Should GUI perception happen inside or outside the foundation model?
This explores a design fork in GUI agents: should a model 'see' and interpret the screen on its own (perception baked into the foundation model end-to-end), or should the screen be parsed into structured elements by a separate system before the model ever reasons about what to do?
This explores a design fork in GUI agents — whether the model should perceive the screen itself, or whether perception should be handed off to a separate parsing layer before the model reasons. The corpus leans, fairly consistently, toward moving perception *outside* — but for a reason more interesting than 'models are bad at vision.'
The clearest evidence is about overload. When a vision-language model is forced to identify what every icon means *and* decide the next action from a raw screenshot at the same time, it stalls — OmniParser shows GPT-4V failing precisely because it's juggling two jobs, and pre-parsing the screen into labeled semantic elements lets the model spend its whole budget on action prediction Why do vision-only GUI agents struggle with screen interpretation?. Agent S reaches the same conclusion from the architecture side: feeding the model an accessibility tree alongside the pixels, and splitting planning from grounding into separate optimization paths, beat forcing one end-to-end prediction Can structured interfaces help language models control GUIs better?. The shared lesson is that perception and planning are different optimization targets, and cramming them into one forward pass makes both worse.
There's a deeper reason this isn't just an engineering convenience. Work on multimodal reasoning finds that the real bottleneck in perception tasks is *visual attention allocation*, not how much the model verbalizes — and that piling on long chain-of-thought rationales actually degrades fine-grained perception because it optimizes the wrong policy target Does verbose chain-of-thought actually help multimodal perception tasks?. So 'do more reasoning inside the model' doesn't fix perception; it can hurt it. That's a strong argument for keeping perception as a crisp, dedicated step rather than something the language-reasoning machinery tries to absorb.
But the corpus also holds the counter-case — that the 'inside vs. outside' split may be a symptom of today's architectures, not a law.

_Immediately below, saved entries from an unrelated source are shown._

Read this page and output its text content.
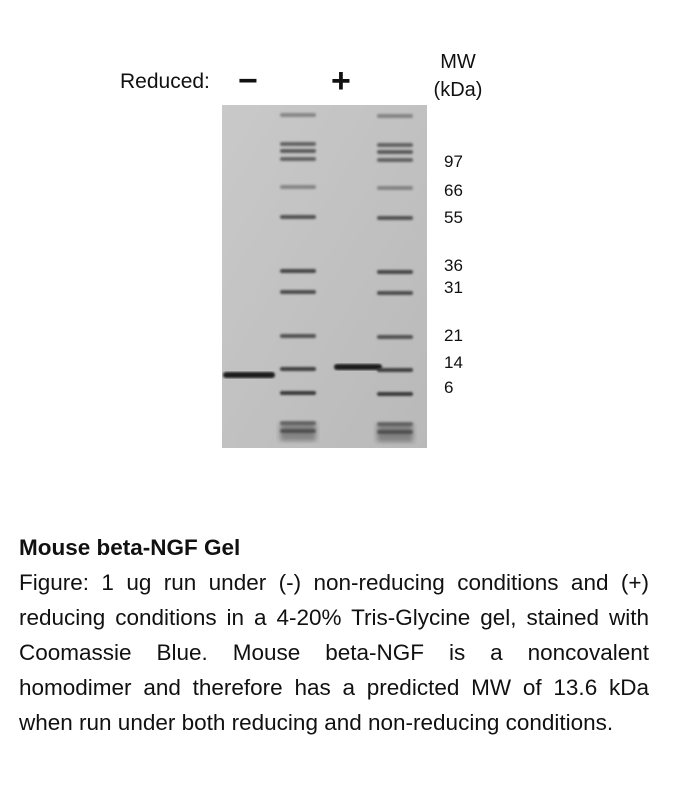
Reduced: − +	MW
(kDa)
97
66
55
36
31
21
14
6
Mouse beta-NGF Gel
Figure: 1 ug run under (-) non-reducing conditions and (+) reducing conditions in a 4-20% Tris-Glycine gel, stained with Coomassie Blue. Mouse beta-NGF is a noncovalent homodimer and therefore has a predicted MW of 13.6 kDa when run under both reducing and non-reducing conditions.
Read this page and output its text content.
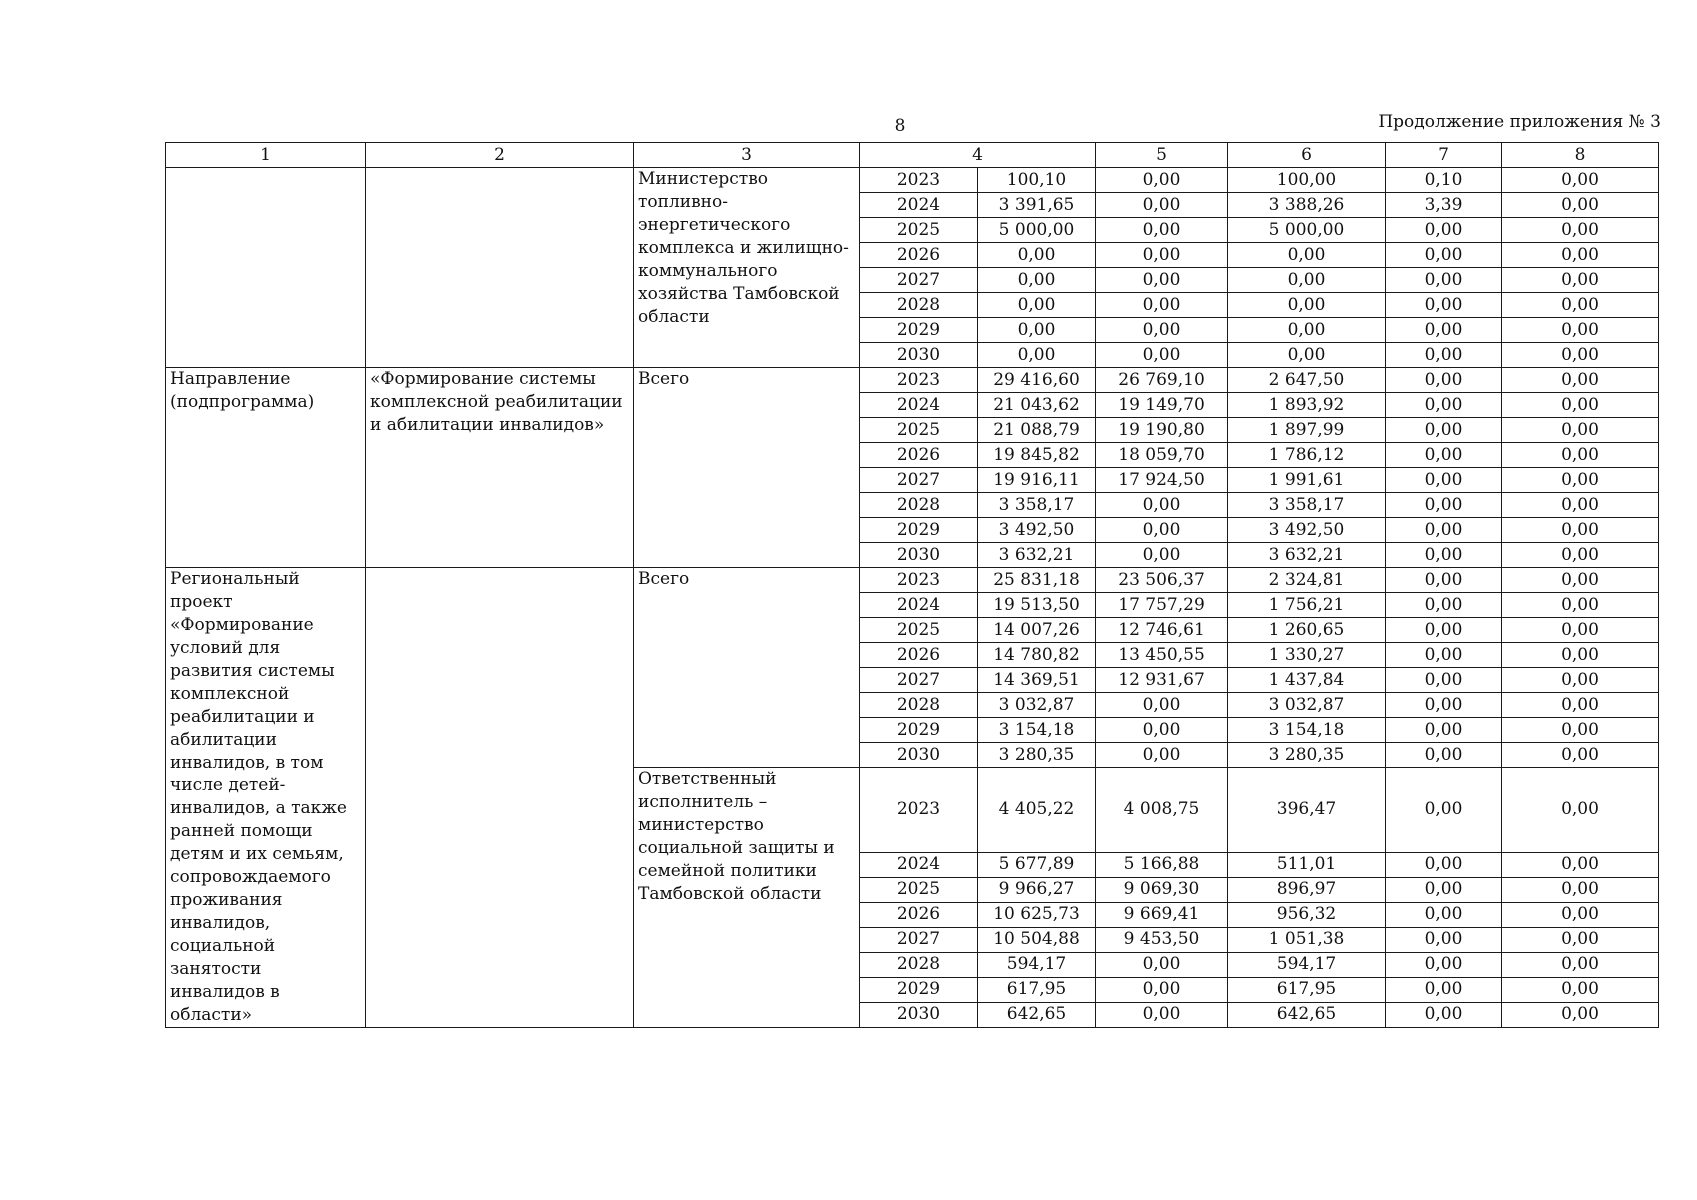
8	Продолжение приложения № 3
1	2	3	4		5	6	7	8
		Министерство топливно-энергетического комплекса и жилищно-коммунального хозяйства Тамбовской области	2023	100,10	0,00	100,00	0,10	0,00
			2024	3 391,65	0,00	3 388,26	3,39	0,00
			2025	5 000,00	0,00	5 000,00	0,00	0,00
			2026	0,00	0,00	0,00	0,00	0,00
			2027	0,00	0,00	0,00	0,00	0,00
			2028	0,00	0,00	0,00	0,00	0,00
			2029	0,00	0,00	0,00	0,00	0,00
			2030	0,00	0,00	0,00	0,00	0,00
Направление (подпрограмма)	«Формирование системы комплексной реабилитации и абилитации инвалидов»	Всего	2023	29 416,60	26 769,10	2 647,50	0,00	0,00
			2024	21 043,62	19 149,70	1 893,92	0,00	0,00
			2025	21 088,79	19 190,80	1 897,99	0,00	0,00
			2026	19 845,82	18 059,70	1 786,12	0,00	0,00
			2027	19 916,11	17 924,50	1 991,61	0,00	0,00
			2028	3 358,17	0,00	3 358,17	0,00	0,00
			2029	3 492,50	0,00	3 492,50	0,00	0,00
			2030	3 632,21	0,00	3 632,21	0,00	0,00
Региональный проект «Формирование условий для развития системы комплексной реабилитации и абилитации инвалидов, в том числе детей-инвалидов, а также ранней помощи детям и их семьям, сопровождаемого проживания инвалидов, социальной занятости инвалидов в области»		Всего	2023	25 831,18	23 506,37	2 324,81	0,00	0,00
			2024	19 513,50	17 757,29	1 756,21	0,00	0,00
			2025	14 007,26	12 746,61	1 260,65	0,00	0,00
			2026	14 780,82	13 450,55	1 330,27	0,00	0,00
			2027	14 369,51	12 931,67	1 437,84	0,00	0,00
			2028	3 032,87	0,00	3 032,87	0,00	0,00
			2029	3 154,18	0,00	3 154,18	0,00	0,00
			2030	3 280,35	0,00	3 280,35	0,00	0,00
		Ответственный исполнитель – министерство социальной защиты и семейной политики Тамбовской области	2023	4 405,22	4 008,75	396,47	0,00	0,00
			2024	5 677,89	5 166,88	511,01	0,00	0,00
			2025	9 966,27	9 069,30	896,97	0,00	0,00
			2026	10 625,73	9 669,41	956,32	0,00	0,00
			2027	10 504,88	9 453,50	1 051,38	0,00	0,00
			2028	594,17	0,00	594,17	0,00	0,00
			2029	617,95	0,00	617,95	0,00	0,00
			2030	642,65	0,00	642,65	0,00	0,00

Research on modality competition argues that vision and language aren't fundamentally incompatible; they fight because dense models allocate fixed capacity and force one representation to crowd out the other. A Mixture-of-Experts design that allocates capacity per token lets both coexist Can we solve modality competition through architectural design?. Read against the GUI papers, this suggests the externalize-perception trend is partly a workaround for an architectural bottleneck that could, in principle, be solved internally. And structure helps even when perception stays inside: breaking visual reasoning into explicit cognitive stages outperforms flat reasoning Can breaking down visual reasoning into three stages improve model performance?, hinting that the win is *structured* perception, wherever it physically lives.

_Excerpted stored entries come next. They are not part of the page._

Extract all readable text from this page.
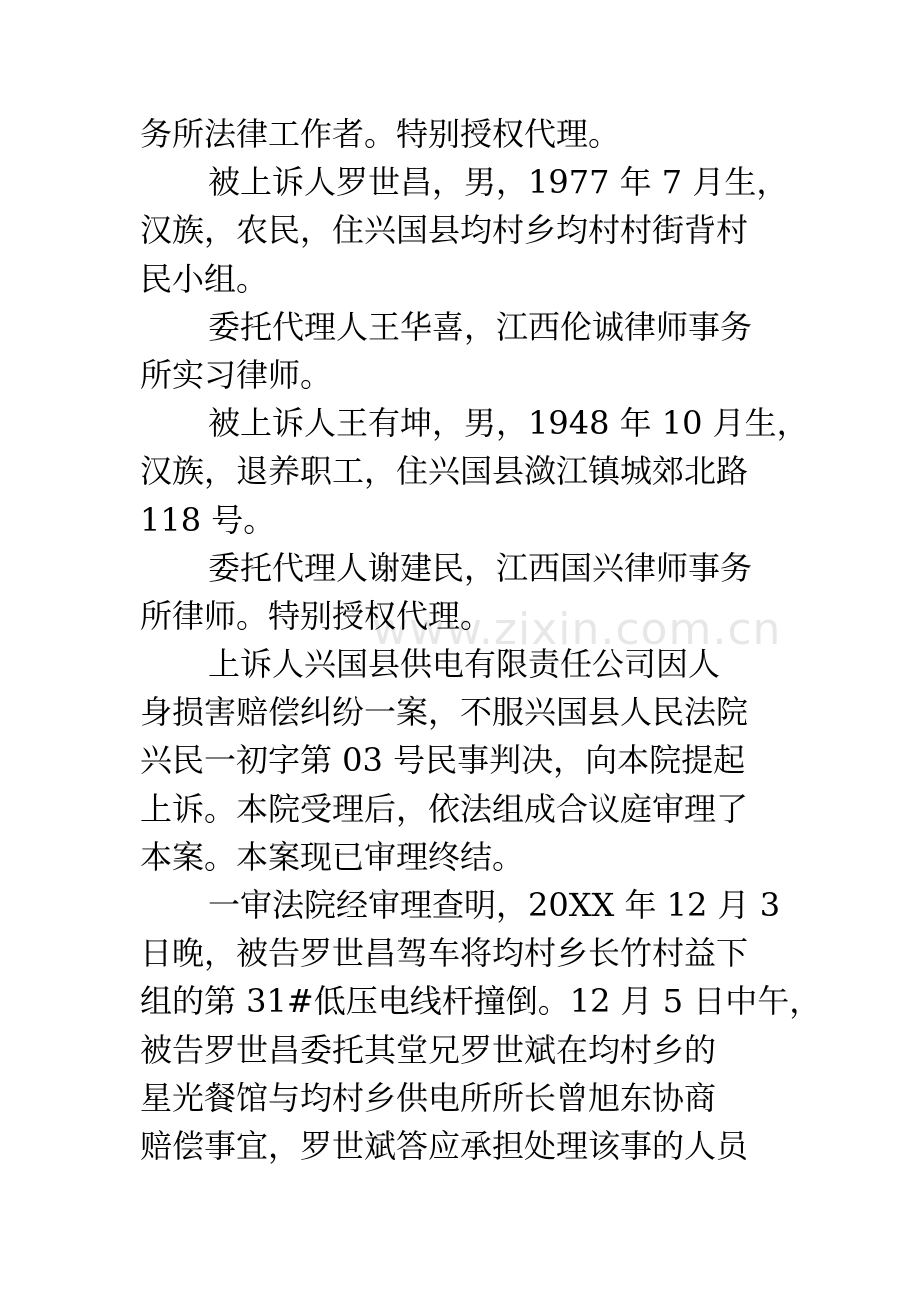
务所法律工作者。特别授权代理。
被上诉人罗世昌，男，1977 年 7 月生，
汉族，农民，住兴国县均村乡均村村街背村
民小组。
委托代理人王华喜，江西伦诚律师事务
所实习律师。
被上诉人王有坤，男，1948 年 10 月生，
汉族，退养职工，住兴国县潋江镇城郊北路
118 号。
委托代理人谢建民，江西国兴律师事务
所律师。特别授权代理。
上诉人兴国县供电有限责任公司因人
身损害赔偿纠纷一案，不服兴国县人民法院
兴民一初字第 03 号民事判决，向本院提起
上诉。本院受理后，依法组成合议庭审理了
本案。本案现已审理终结。
一审法院经审理查明，20XX 年 12 月 3
日晚，被告罗世昌驾车将均村乡长竹村益下
组的第 31#低压电线杆撞倒。12 月 5 日中午，
被告罗世昌委托其堂兄罗世斌在均村乡的
星光餐馆与均村乡供电所所长曾旭东协商
赔偿事宜，罗世斌答应承担处理该事的人员
www.zixin.com.cn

The most useful reframing comes from agent design more broadly. ReAct shows that interleaving reasoning with external feedback — querying the environment at each step rather than predicting blind — prevents errors from compounding Can interleaving reasoning with real-world feedback prevent hallucination?. A parsed GUI element tree is exactly this kind of external grounding signal. So the honest answer the corpus points to: perception is best handled *outside* today, because end-to-end pixels overload the model and text-reasoning doesn't fix vision — but the boundary is architectural, not fundamental, and the durable principle is that perception should be a *separate, structured, grounded* step, whether or not it eventually moves back inside a better-designed model.
Sources 6 notes
OmniParser demonstrates that GPT-4V fails when forced to simultaneously identify icon meanings and predict actions from raw screenshots. Pre-parsing screenshots into structured semantic elements with descriptions lets the model focus solely on action prediction, removing the composite-task bottleneck.

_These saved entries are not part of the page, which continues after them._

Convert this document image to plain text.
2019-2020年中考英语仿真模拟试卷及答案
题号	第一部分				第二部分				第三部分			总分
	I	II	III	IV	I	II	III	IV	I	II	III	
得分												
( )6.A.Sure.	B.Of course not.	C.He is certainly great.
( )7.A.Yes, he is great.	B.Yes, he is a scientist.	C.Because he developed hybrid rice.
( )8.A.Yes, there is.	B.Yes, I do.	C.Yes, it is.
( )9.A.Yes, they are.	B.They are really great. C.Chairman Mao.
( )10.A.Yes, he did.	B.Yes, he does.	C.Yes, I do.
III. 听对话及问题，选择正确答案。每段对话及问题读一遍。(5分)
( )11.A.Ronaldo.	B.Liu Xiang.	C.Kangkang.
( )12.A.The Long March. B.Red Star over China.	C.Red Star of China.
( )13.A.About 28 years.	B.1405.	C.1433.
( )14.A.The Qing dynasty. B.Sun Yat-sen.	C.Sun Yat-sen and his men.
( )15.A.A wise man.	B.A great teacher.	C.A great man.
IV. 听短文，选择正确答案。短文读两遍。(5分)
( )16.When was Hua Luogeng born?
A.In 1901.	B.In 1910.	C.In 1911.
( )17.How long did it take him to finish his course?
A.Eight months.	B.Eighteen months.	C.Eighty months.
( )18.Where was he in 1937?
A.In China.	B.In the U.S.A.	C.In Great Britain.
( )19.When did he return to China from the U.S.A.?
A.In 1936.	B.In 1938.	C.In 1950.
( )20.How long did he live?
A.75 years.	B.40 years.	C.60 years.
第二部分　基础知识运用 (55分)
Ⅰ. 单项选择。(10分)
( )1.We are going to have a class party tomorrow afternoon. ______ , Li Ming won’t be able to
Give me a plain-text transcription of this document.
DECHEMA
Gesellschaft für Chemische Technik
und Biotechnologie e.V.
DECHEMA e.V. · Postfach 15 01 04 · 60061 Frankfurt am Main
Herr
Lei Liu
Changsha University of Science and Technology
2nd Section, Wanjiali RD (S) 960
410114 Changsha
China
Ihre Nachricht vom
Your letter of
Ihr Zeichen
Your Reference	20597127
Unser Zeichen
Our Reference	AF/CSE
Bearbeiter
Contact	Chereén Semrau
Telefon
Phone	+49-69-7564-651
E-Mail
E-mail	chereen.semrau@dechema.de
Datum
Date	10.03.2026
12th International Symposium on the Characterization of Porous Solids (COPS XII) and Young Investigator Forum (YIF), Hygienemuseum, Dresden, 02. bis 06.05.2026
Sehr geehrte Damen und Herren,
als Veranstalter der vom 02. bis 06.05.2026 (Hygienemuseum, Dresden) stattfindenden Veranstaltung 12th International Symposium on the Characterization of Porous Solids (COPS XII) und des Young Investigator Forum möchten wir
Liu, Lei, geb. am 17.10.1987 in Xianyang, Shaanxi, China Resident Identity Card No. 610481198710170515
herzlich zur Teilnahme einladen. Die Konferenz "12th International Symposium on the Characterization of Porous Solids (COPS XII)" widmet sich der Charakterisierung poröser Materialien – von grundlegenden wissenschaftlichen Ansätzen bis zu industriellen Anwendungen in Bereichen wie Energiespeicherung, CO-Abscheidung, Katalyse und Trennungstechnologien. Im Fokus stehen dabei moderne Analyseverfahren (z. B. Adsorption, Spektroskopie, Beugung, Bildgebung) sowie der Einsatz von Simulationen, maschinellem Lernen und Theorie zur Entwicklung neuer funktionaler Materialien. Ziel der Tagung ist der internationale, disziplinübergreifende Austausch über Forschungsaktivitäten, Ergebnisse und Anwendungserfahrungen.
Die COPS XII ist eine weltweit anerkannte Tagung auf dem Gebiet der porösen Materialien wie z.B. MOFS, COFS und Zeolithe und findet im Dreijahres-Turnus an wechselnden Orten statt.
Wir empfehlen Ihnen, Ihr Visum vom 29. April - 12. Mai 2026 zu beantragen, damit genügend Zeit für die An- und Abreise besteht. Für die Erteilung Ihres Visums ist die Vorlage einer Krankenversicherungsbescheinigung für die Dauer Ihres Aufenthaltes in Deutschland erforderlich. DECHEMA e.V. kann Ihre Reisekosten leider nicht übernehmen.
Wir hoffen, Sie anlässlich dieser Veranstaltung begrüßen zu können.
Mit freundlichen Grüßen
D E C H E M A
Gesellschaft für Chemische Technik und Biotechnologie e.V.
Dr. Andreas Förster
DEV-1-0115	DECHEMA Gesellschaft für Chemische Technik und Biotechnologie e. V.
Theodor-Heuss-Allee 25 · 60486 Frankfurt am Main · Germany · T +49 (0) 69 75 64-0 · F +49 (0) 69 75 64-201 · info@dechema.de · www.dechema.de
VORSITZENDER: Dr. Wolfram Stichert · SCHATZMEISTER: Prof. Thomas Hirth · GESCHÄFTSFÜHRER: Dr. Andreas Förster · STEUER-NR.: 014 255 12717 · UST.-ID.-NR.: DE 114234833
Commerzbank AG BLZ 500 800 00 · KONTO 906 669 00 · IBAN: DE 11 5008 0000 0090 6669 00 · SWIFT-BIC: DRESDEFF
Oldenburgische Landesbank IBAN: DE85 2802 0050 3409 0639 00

Agent S's dual-input design—visual input for environmental understanding plus image-augmented accessibility trees for grounding—achieved 9.37% improvement over baseline by factoring planning and grounding into separate optimization paths rather than forcing end-to-end prediction.
Long rationales and text-token RL help reasoning but hurt fine-grained perception tasks because the actual bottleneck is visual attention allocation, not verbalization. Standard CoT optimization trains the wrong policy target.
Modality competition arises from caption distributional shift and rigid dense capacity allocation, not from vision and language being fundamentally incompatible. Mixture of Experts resolves the architectural bottleneck by allocating capacity per token, enabling modalities to coexist without competing.
CoCoT structures VLM reasoning through embodied perception, embedded situation analysis, and norm-grounded interpretation, achieving +8% improvement over flat CoT on social benchmarks. The gains suggest cognitive structure matters more than reasoning volume for social tasks.
ReAct demonstrates that alternating verbal reasoning with external tool queries (Wikipedia API, environment interaction) prevents error propagation by injecting real-world feedback at each step. On knowledge-intensive and interactive tasks, this approach outperforms pure chain-of-thought and reinforcement learning by 10-34% absolute accuracy.